One of the most litigious companies in the valley is Oracle. It is currently in the throes of planning an appeal against a judgement over its Java product.

It is well known that HP and Oracle do not play nice in the corporate playground. Larry Ellison famously stated in 2010 that it would be “virtually impossible” for the two companies to work together in the future. This occurred after HP sued its former CEO Mark Hurd for taking a position as Oracle’s co-president after having resigned, reportedly under pressure from the HP board.

oracle-V-HP

There is another high-profile and long-running legal case going on between HP and Oracle. This particular disagreement concerns alleged breach of contract. The root of this case hinges on Oracle’s decision in March of 2011 to drop Itanium support in all future product development. The crux of it rests on the interpretation of a clause in an agreement signed by the two companies in the wake of Oracle’s hiring of Mark Hurd.

The agreement settled the previously mentioned lawsuit filed by HP to block Hurd from taking the position with Oracle on the grounds of his knowledge of HP’s trade secrets and the unfair advantage he could provide to Oracle and its Sun hardware unit. This clause stated that “Oracle will continue to offer its product suite on HP platforms, and HP will continue to support Oracle products…on its hardware in a manner consistent with [the] partnership as it existed prior to Oracles hiring of Hurd.”

Excerpt from Oracle-HP Settlement Agreement
Excerpt from legal document

This led to Oracle’s reversing its end of life agreement and continuing to support and develop its databases on Itanium. Although prima facie, Oracle did indeed breach the agreement to support Itanium processors, it was, to be fair, based on sound business reasons. The writing was already on the wall for the Itanium processor. SAP, Red Hat, and Microsoft had already announced that they were discontinuing support for the chip in their products and applications. Oracle was only traveling a well-worn path.

All this occurred in 2012, when the case was put before a judge. At the time, no damages were awarded. Fast forward to 2016, and the case has finally been tried before a jury in the state court in San Jose, where HP was awarded $3 billion in damages after only five hours of deliberations. The jury members decision rested on their belief that Oracle’s actions were designed to hurt HP directly.  Oracle intends to appeal this decision.

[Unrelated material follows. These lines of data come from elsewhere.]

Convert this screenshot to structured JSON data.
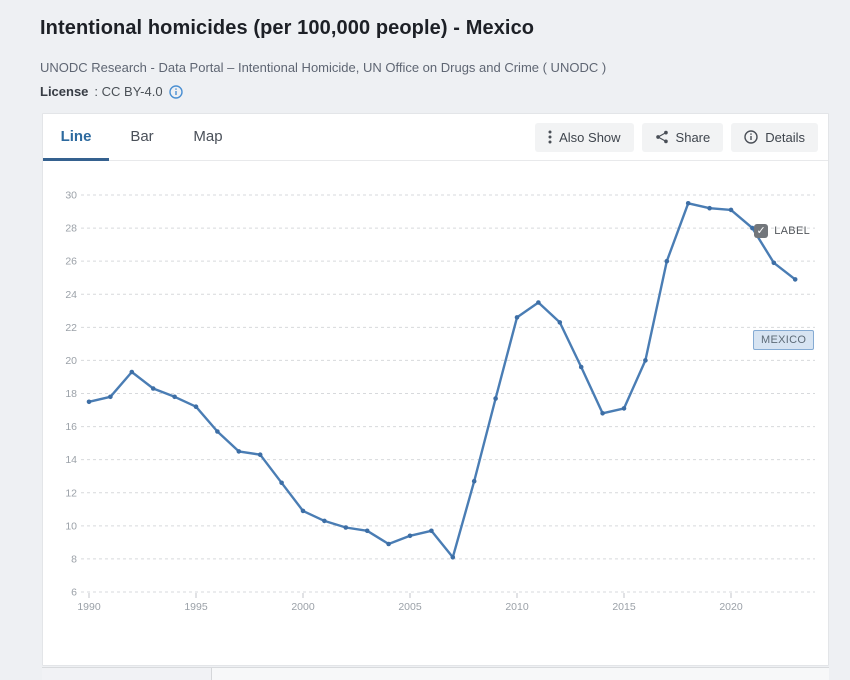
{
  "header": {
    "title": "Intentional homicides (per 100,000 people) - Mexico",
    "source": "UNODC Research - Data Portal – Intentional Homicide, UN Office on Drugs and Crime ( UNODC )",
    "license_label": "License",
    "license_value": ": CC BY-4.0"
  },
  "tabs": [
    {
      "label": "Line",
      "active": true
    },
    {
      "label": "Bar",
      "active": false
    },
    {
      "label": "Map",
      "active": false
    }
  ],
  "toolbar": {
    "also_show_label": "Also Show",
    "share_label": "Share",
    "details_label": "Details"
  },
  "chart_controls": {
    "label_checkbox_text": "LABEL",
    "label_checkbox_checked": true,
    "checkmark": "✓"
  },
  "series_label": "MEXICO",
  "colors": {
    "accent_blue": "#2d6a9f",
    "line_blue": "#4a7db4",
    "point_blue": "#3d6ea5",
    "grid_gray": "#d7d9dc",
    "axis_text": "#9ba1a8",
    "info_blue": "#4a8fd2"
  },
  "chart_data": {
    "type": "line",
    "title": "Intentional homicides (per 100,000 people) - Mexico",
    "xlabel": "",
    "ylabel": "",
    "ylim": [
      6,
      30
    ],
    "ytick_step": 2,
    "xticks": [
      1990,
      1995,
      2000,
      2005,
      2010,
      2015,
      2020
    ],
    "grid": "horizontal-dashed",
    "legend_position": "inline-label-right",
    "series": [
      {
        "name": "MEXICO",
        "x": [
          1990,
          1991,
          1992,
          1993,
          1994,
          1995,
          1996,
          1997,
          1998,
          1999,
          2000,
          2001,
          2002,
          2003,
          2004,
          2005,
          2006,
          2007,
          2008,
          2009,
          2010,
          2011,
          2012,
          2013,
          2014,
          2015,
          2016,
          2017,
          2018,
          2019,
          2020,
          2021,
          2022,
          2023
        ],
        "values": [
          17.5,
          17.8,
          19.3,
          18.3,
          17.8,
          17.2,
          15.7,
          14.5,
          14.3,
          12.6,
          10.9,
          10.3,
          9.9,
          9.7,
          8.9,
          9.4,
          9.7,
          8.1,
          12.7,
          17.7,
          22.6,
          23.5,
          22.3,
          19.6,
          16.8,
          17.1,
          20.0,
          26.0,
          29.5,
          29.2,
          29.1,
          28.0,
          25.9,
          24.9
        ]
      }
    ]
  }
}
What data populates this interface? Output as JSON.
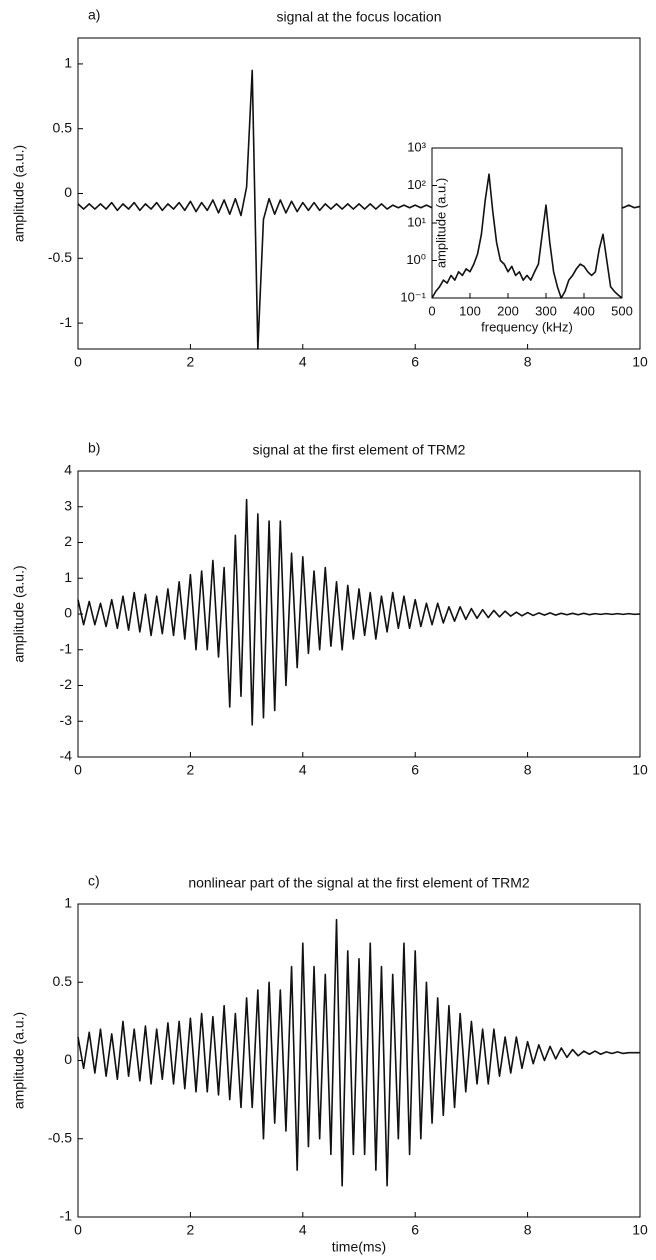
{
  "chart_data": [
    {
      "type": "line",
      "panel_label": "a)",
      "title": "signal at the focus location",
      "ylabel": "amplitude (a.u.)",
      "color": "#111111",
      "xlim": [
        0,
        10
      ],
      "ylim": [
        -1.2,
        1.2
      ],
      "xticks": [
        0,
        2,
        4,
        6,
        8,
        10
      ],
      "yticks": [
        -1,
        -0.5,
        0,
        0.5,
        1
      ],
      "x": [
        0,
        0.1,
        0.2,
        0.3,
        0.4,
        0.5,
        0.6,
        0.7,
        0.8,
        0.9,
        1,
        1.1,
        1.2,
        1.3,
        1.4,
        1.5,
        1.6,
        1.7,
        1.8,
        1.9,
        2,
        2.1,
        2.2,
        2.3,
        2.4,
        2.5,
        2.6,
        2.7,
        2.8,
        2.9,
        3,
        3.1,
        3.2,
        3.3,
        3.4,
        3.5,
        3.6,
        3.7,
        3.8,
        3.9,
        4,
        4.1,
        4.2,
        4.3,
        4.4,
        4.5,
        4.6,
        4.7,
        4.8,
        4.9,
        5,
        5.1,
        5.2,
        5.3,
        5.4,
        5.5,
        5.6,
        5.7,
        5.8,
        5.9,
        6,
        6.1,
        6.2,
        6.3,
        6.4,
        6.5,
        6.6,
        6.7,
        6.8,
        6.9,
        7,
        7.1,
        7.2,
        7.3,
        7.4,
        7.5,
        7.6,
        7.7,
        7.8,
        7.9,
        8,
        8.1,
        8.2,
        8.3,
        8.4,
        8.5,
        8.6,
        8.7,
        8.8,
        8.9,
        9,
        9.1,
        9.2,
        9.3,
        9.4,
        9.5,
        9.6,
        9.7,
        9.8,
        9.9,
        10
      ],
      "values": [
        -0.08,
        -0.12,
        -0.08,
        -0.12,
        -0.08,
        -0.12,
        -0.07,
        -0.13,
        -0.08,
        -0.12,
        -0.07,
        -0.13,
        -0.08,
        -0.12,
        -0.07,
        -0.13,
        -0.08,
        -0.12,
        -0.07,
        -0.13,
        -0.06,
        -0.14,
        -0.07,
        -0.13,
        -0.05,
        -0.15,
        -0.05,
        -0.16,
        -0.04,
        -0.17,
        0.05,
        0.95,
        -1.2,
        -0.2,
        -0.04,
        -0.16,
        -0.05,
        -0.15,
        -0.06,
        -0.14,
        -0.07,
        -0.13,
        -0.07,
        -0.13,
        -0.08,
        -0.12,
        -0.08,
        -0.12,
        -0.08,
        -0.12,
        -0.08,
        -0.12,
        -0.08,
        -0.12,
        -0.08,
        -0.12,
        -0.09,
        -0.11,
        -0.09,
        -0.11,
        -0.09,
        -0.11,
        -0.09,
        -0.11,
        -0.09,
        -0.11,
        -0.09,
        -0.11,
        -0.09,
        -0.11,
        -0.09,
        -0.11,
        -0.09,
        -0.11,
        -0.09,
        -0.11,
        -0.09,
        -0.11,
        -0.09,
        -0.11,
        -0.09,
        -0.11,
        -0.09,
        -0.11,
        -0.09,
        -0.11,
        -0.09,
        -0.11,
        -0.09,
        -0.11,
        -0.09,
        -0.11,
        -0.09,
        -0.11,
        -0.09,
        -0.11,
        -0.09,
        -0.11,
        -0.09,
        -0.11,
        -0.1
      ]
    },
    {
      "type": "line",
      "panel_label": "b)",
      "title": "signal at the first element of TRM2",
      "ylabel": "amplitude (a.u.)",
      "color": "#111111",
      "xlim": [
        0,
        10
      ],
      "ylim": [
        -4,
        4
      ],
      "xticks": [
        0,
        2,
        4,
        6,
        8,
        10
      ],
      "yticks": [
        -4,
        -3,
        -2,
        -1,
        0,
        1,
        2,
        3,
        4
      ],
      "x": [
        0,
        0.1,
        0.2,
        0.3,
        0.4,
        0.5,
        0.6,
        0.7,
        0.8,
        0.9,
        1,
        1.1,
        1.2,
        1.3,
        1.4,
        1.5,
        1.6,
        1.7,
        1.8,
        1.9,
        2,
        2.1,
        2.2,
        2.3,
        2.4,
        2.5,
        2.6,
        2.7,
        2.8,
        2.9,
        3,
        3.1,
        3.2,
        3.3,
        3.4,
        3.5,
        3.6,
        3.7,
        3.8,
        3.9,
        4,
        4.1,
        4.2,
        4.3,
        4.4,
        4.5,
        4.6,
        4.7,
        4.8,
        4.9,
        5,
        5.1,
        5.2,
        5.3,
        5.4,
        5.5,
        5.6,
        5.7,
        5.8,
        5.9,
        6,
        6.1,
        6.2,
        6.3,
        6.4,
        6.5,
        6.6,
        6.7,
        6.8,
        6.9,
        7,
        7.1,
        7.2,
        7.3,
        7.4,
        7.5,
        7.6,
        7.7,
        7.8,
        7.9,
        8,
        8.1,
        8.2,
        8.3,
        8.4,
        8.5,
        8.6,
        8.7,
        8.8,
        8.9,
        9,
        9.1,
        9.2,
        9.3,
        9.4,
        9.5,
        9.6,
        9.7,
        9.8,
        9.9,
        10
      ],
      "values": [
        0.4,
        -0.3,
        0.35,
        -0.3,
        0.3,
        -0.35,
        0.4,
        -0.4,
        0.5,
        -0.45,
        0.6,
        -0.5,
        0.55,
        -0.6,
        0.5,
        -0.55,
        0.7,
        -0.6,
        0.9,
        -0.7,
        1.1,
        -1.0,
        1.2,
        -1.0,
        1.5,
        -1.2,
        1.3,
        -2.6,
        2.2,
        -2.3,
        3.2,
        -3.1,
        2.8,
        -2.9,
        2.6,
        -2.7,
        2.6,
        -2.0,
        1.7,
        -1.5,
        1.6,
        -1.1,
        1.2,
        -1.0,
        1.3,
        -0.9,
        0.9,
        -1.0,
        0.8,
        -0.7,
        0.7,
        -0.6,
        0.6,
        -0.7,
        0.5,
        -0.5,
        0.6,
        -0.4,
        0.5,
        -0.4,
        0.4,
        -0.35,
        0.3,
        -0.3,
        0.3,
        -0.25,
        0.2,
        -0.2,
        0.2,
        -0.15,
        0.15,
        -0.12,
        0.12,
        -0.1,
        0.1,
        -0.08,
        0.08,
        -0.06,
        0.05,
        -0.05,
        0.04,
        -0.04,
        0.03,
        -0.03,
        0.03,
        -0.03,
        0.02,
        -0.02,
        0.02,
        -0.02,
        0.02,
        -0.02,
        0.01,
        -0.01,
        0.01,
        -0.01,
        0.01,
        -0.01,
        0.01,
        -0.01,
        0
      ]
    },
    {
      "type": "line",
      "panel_label": "c)",
      "title": "nonlinear part of the signal at the first element of TRM2",
      "ylabel": "amplitude (a.u.)",
      "xlabel": "time(ms)",
      "color": "#111111",
      "xlim": [
        0,
        10
      ],
      "ylim": [
        -1,
        1
      ],
      "xticks": [
        0,
        2,
        4,
        6,
        8,
        10
      ],
      "yticks": [
        -1,
        -0.5,
        0,
        0.5,
        1
      ],
      "x": [
        0,
        0.1,
        0.2,
        0.3,
        0.4,
        0.5,
        0.6,
        0.7,
        0.8,
        0.9,
        1,
        1.1,
        1.2,
        1.3,
        1.4,
        1.5,
        1.6,
        1.7,
        1.8,
        1.9,
        2,
        2.1,
        2.2,
        2.3,
        2.4,
        2.5,
        2.6,
        2.7,
        2.8,
        2.9,
        3,
        3.1,
        3.2,
        3.3,
        3.4,
        3.5,
        3.6,
        3.7,
        3.8,
        3.9,
        4,
        4.1,
        4.2,
        4.3,
        4.4,
        4.5,
        4.6,
        4.7,
        4.8,
        4.9,
        5,
        5.1,
        5.2,
        5.3,
        5.4,
        5.5,
        5.6,
        5.7,
        5.8,
        5.9,
        6,
        6.1,
        6.2,
        6.3,
        6.4,
        6.5,
        6.6,
        6.7,
        6.8,
        6.9,
        7,
        7.1,
        7.2,
        7.3,
        7.4,
        7.5,
        7.6,
        7.7,
        7.8,
        7.9,
        8,
        8.1,
        8.2,
        8.3,
        8.4,
        8.5,
        8.6,
        8.7,
        8.8,
        8.9,
        9,
        9.1,
        9.2,
        9.3,
        9.4,
        9.5,
        9.6,
        9.7,
        9.8,
        9.9,
        10
      ],
      "values": [
        0.15,
        -0.05,
        0.18,
        -0.08,
        0.2,
        -0.1,
        0.17,
        -0.12,
        0.25,
        -0.1,
        0.2,
        -0.13,
        0.22,
        -0.15,
        0.2,
        -0.12,
        0.24,
        -0.15,
        0.25,
        -0.18,
        0.27,
        -0.2,
        0.3,
        -0.2,
        0.28,
        -0.22,
        0.35,
        -0.25,
        0.3,
        -0.3,
        0.4,
        -0.3,
        0.45,
        -0.5,
        0.5,
        -0.4,
        0.45,
        -0.45,
        0.6,
        -0.7,
        0.75,
        -0.55,
        0.6,
        -0.5,
        0.55,
        -0.6,
        0.9,
        -0.8,
        0.7,
        -0.6,
        0.65,
        -0.6,
        0.75,
        -0.7,
        0.6,
        -0.8,
        0.55,
        -0.5,
        0.75,
        -0.6,
        0.7,
        -0.5,
        0.5,
        -0.4,
        0.4,
        -0.35,
        0.35,
        -0.3,
        0.3,
        -0.2,
        0.25,
        -0.15,
        0.2,
        -0.15,
        0.2,
        -0.1,
        0.15,
        -0.08,
        0.15,
        -0.05,
        0.12,
        -0.02,
        0.1,
        0,
        0.09,
        0.01,
        0.08,
        0.02,
        0.07,
        0.03,
        0.06,
        0.04,
        0.06,
        0.04,
        0.055,
        0.045,
        0.055,
        0.045,
        0.05,
        0.05,
        0.05
      ]
    },
    {
      "type": "line",
      "inset": true,
      "log_y": true,
      "ylabel": "amplitude (a.u.)",
      "xlabel": "frequency (kHz)",
      "color": "#111111",
      "xlim": [
        0,
        500
      ],
      "ylim": [
        0.1,
        1000
      ],
      "xticks": [
        0,
        100,
        200,
        300,
        400,
        500
      ],
      "yticks": [
        {
          "value": 0.1,
          "label": "10⁻¹"
        },
        {
          "value": 1,
          "label": "10⁰"
        },
        {
          "value": 10,
          "label": "10¹"
        },
        {
          "value": 100,
          "label": "10²"
        },
        {
          "value": 1000,
          "label": "10³"
        }
      ],
      "x": [
        0,
        10,
        20,
        30,
        40,
        50,
        60,
        70,
        80,
        90,
        100,
        110,
        120,
        130,
        140,
        150,
        160,
        170,
        180,
        190,
        200,
        210,
        220,
        230,
        240,
        250,
        260,
        270,
        280,
        290,
        300,
        310,
        320,
        330,
        340,
        350,
        360,
        370,
        380,
        390,
        400,
        410,
        420,
        430,
        440,
        450,
        460,
        470,
        480,
        490,
        500
      ],
      "values": [
        0.1,
        0.15,
        0.2,
        0.3,
        0.25,
        0.4,
        0.3,
        0.5,
        0.4,
        0.6,
        0.5,
        0.8,
        1.5,
        5,
        40,
        200,
        20,
        3,
        1,
        0.8,
        0.5,
        0.7,
        0.4,
        0.5,
        0.3,
        0.4,
        0.3,
        0.5,
        0.8,
        5,
        30,
        3,
        0.5,
        0.2,
        0.1,
        0.15,
        0.3,
        0.4,
        0.6,
        0.8,
        0.7,
        0.5,
        0.4,
        0.5,
        2,
        5,
        1,
        0.2,
        0.15,
        0.12,
        0.1
      ]
    }
  ]
}
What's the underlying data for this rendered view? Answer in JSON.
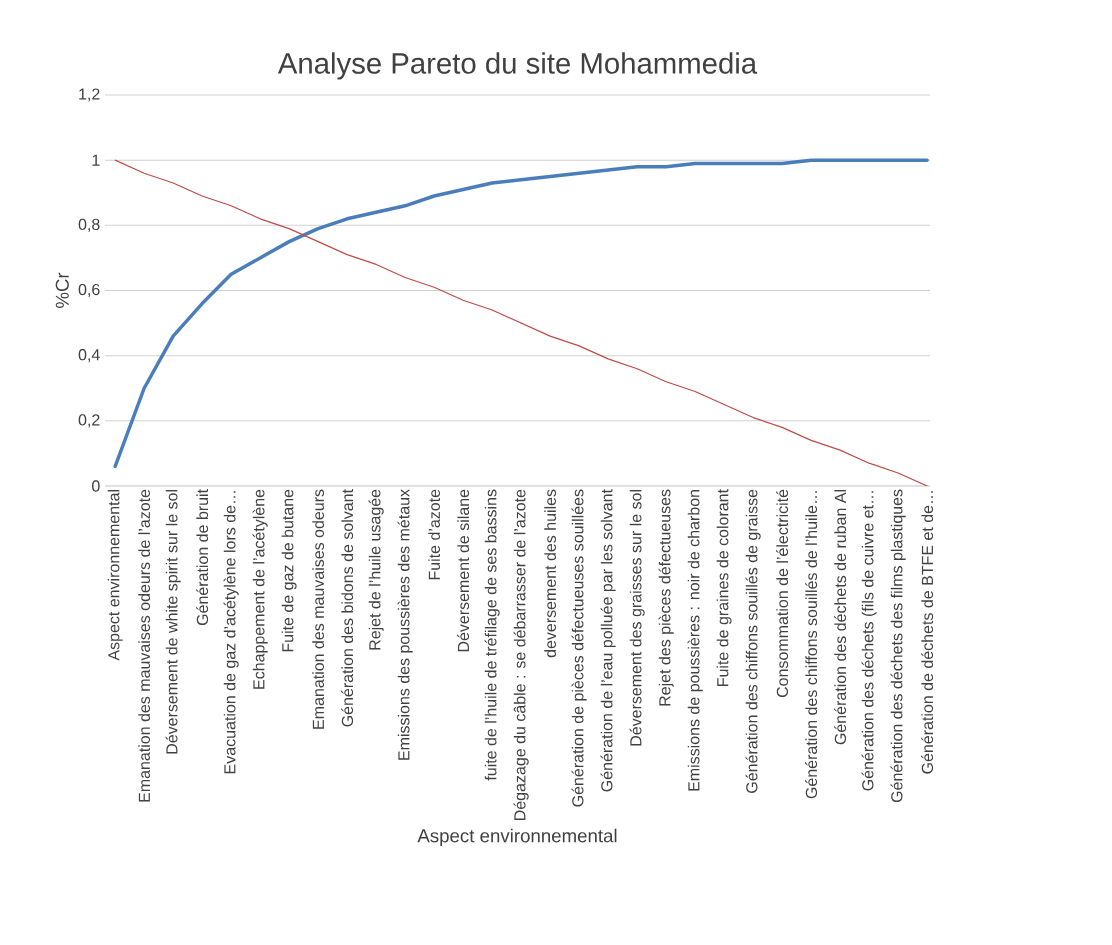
{
  "chart_data": {
    "type": "line",
    "title": "Analyse Pareto du site Mohammedia",
    "xlabel": "Aspect environnemental",
    "ylabel": "%Cr",
    "categories": [
      "Aspect environnemental",
      "Emanation des mauvaises odeurs de l’azote",
      "Déversement de white spirit sur le sol",
      "Génération de bruit",
      "Evacuation de gaz d’acétylène lors de…",
      "Echappement de l’acétylène",
      "Fuite de gaz de butane",
      "Emanation des mauvaises odeurs",
      "Génération des bidons de solvant",
      "Rejet de l’huile usagée",
      "Emissions des poussières des métaux",
      "Fuite d’azote",
      "Déversement de silane",
      "fuite de l’huile de tréfilage de ses bassins",
      "Dégazage du câble : se débarrasser de l’azote",
      "deversement des huiles",
      "Génération de pièces défectueuses souillées",
      "Génération de l’eau polluée par les solvant",
      "Déversement des graisses sur le sol",
      "Rejet des pièces défectueuses",
      "Emissions de poussières : noir de charbon",
      "Fuite de graines de colorant",
      "Génération des chiffons souillés de graisse",
      "Consommation de l’électricité",
      "Génération des chiffons souillés de l’huile…",
      "Génération des  déchets de ruban  Al",
      "Génération des déchets (fils de cuivre et…",
      "Génération des déchets des films  plastiques",
      "Génération  de déchets de BTFE et de…"
    ],
    "series": [
      {
        "color": "#4a7ebb",
        "values": [
          0.06,
          0.3,
          0.46,
          0.56,
          0.65,
          0.7,
          0.75,
          0.79,
          0.82,
          0.84,
          0.86,
          0.89,
          0.91,
          0.93,
          0.94,
          0.95,
          0.96,
          0.97,
          0.98,
          0.98,
          0.99,
          0.99,
          0.99,
          0.99,
          1.0,
          1.0,
          1.0,
          1.0,
          1.0
        ]
      },
      {
        "color": "#be4b48",
        "values": [
          1.0,
          0.96,
          0.93,
          0.89,
          0.86,
          0.82,
          0.79,
          0.75,
          0.71,
          0.68,
          0.64,
          0.61,
          0.57,
          0.54,
          0.5,
          0.46,
          0.43,
          0.39,
          0.36,
          0.32,
          0.29,
          0.25,
          0.21,
          0.18,
          0.14,
          0.11,
          0.07,
          0.04,
          0.0
        ]
      }
    ],
    "ylim": [
      0,
      1.2
    ],
    "yticks": [
      0,
      {
        "value": 0.2,
        "label": "0,2"
      },
      {
        "value": 0.4,
        "label": "0,4"
      },
      {
        "value": 0.6,
        "label": "0,6"
      },
      {
        "value": 0.8,
        "label": "0,8"
      },
      1,
      {
        "value": 1.2,
        "label": "1,2"
      }
    ],
    "grid": "y",
    "marker": "none",
    "line_style": "solid"
  }
}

This is not the end of the fractious relationship between Oracle and HP, now HPE. In March of this year, Oracle filed a suit claiming that then-HP had been a partner in an illegal third-party support scheme with TERiX, from which Oracle had previously won $58M in damages, to provide Solaris support service to Oracle customers. TVP Strategy will be watching this along with the Oracle v. Google Java case and will keep you up to date.